Это можно сделать, присвоив каждой строке уникальный идентификатор, а затем включив каждую единицу в группу, указанную следующим нулевым уникальным идентификатором:
val df = Seq(
(1, 10, 0),
(1, 11, 1),
(1, 13, 1),
(1, 16, 1),
(1, 20, 0),
(1, 21, 0),
(1, 22, 1),
(1, 25, 1),
(1, 27, 1),
(1, 29, 1),
(1, 30, 0),
(1, 32, 1),
(1, 34, 1),
(1, 35, 1),
(1, 38, 0)
).toDF("Category", "Value", "Sequences")
// assign each row unique id
val zipped = df.withColumn("zip", monotonically_increasing_id())
// Make range from zero to next zero
val categoryWindow = Window.partitionBy("Category").orderBy($"zip")
val groups = zipped
.filter($"Sequences" === 0)
.withColumn("rangeEnd", lead($"zip", 1).over(categoryWindow))

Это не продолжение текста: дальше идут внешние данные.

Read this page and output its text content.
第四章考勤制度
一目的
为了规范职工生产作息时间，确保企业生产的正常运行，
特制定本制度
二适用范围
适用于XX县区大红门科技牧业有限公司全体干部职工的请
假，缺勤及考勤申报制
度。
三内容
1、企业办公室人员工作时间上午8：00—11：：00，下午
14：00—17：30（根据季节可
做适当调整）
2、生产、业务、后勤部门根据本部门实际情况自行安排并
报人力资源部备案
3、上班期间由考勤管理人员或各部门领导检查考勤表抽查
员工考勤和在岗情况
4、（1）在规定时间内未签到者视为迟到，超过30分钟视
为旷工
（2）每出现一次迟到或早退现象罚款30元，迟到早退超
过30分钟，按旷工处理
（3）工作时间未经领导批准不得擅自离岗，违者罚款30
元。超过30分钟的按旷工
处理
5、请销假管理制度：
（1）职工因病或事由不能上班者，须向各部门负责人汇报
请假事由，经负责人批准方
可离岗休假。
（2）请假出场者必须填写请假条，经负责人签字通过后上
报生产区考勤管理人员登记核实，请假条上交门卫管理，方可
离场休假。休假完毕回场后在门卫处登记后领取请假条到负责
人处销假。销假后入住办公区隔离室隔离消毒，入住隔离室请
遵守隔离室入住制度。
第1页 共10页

.withColumnRenamed("zip", "rangeStart")
println("Groups:")
groups.show(false)
// Assign range for each unit
val joinCondition = ($"units.zip" > $"groups.rangeStart").and($"units.zip" < $"groups.rangeEnd")
val unitsByRange = zipped
.filter($"Sequences" === 1).alias("units")
.join(groups.alias("groups"), joinCondition, "left")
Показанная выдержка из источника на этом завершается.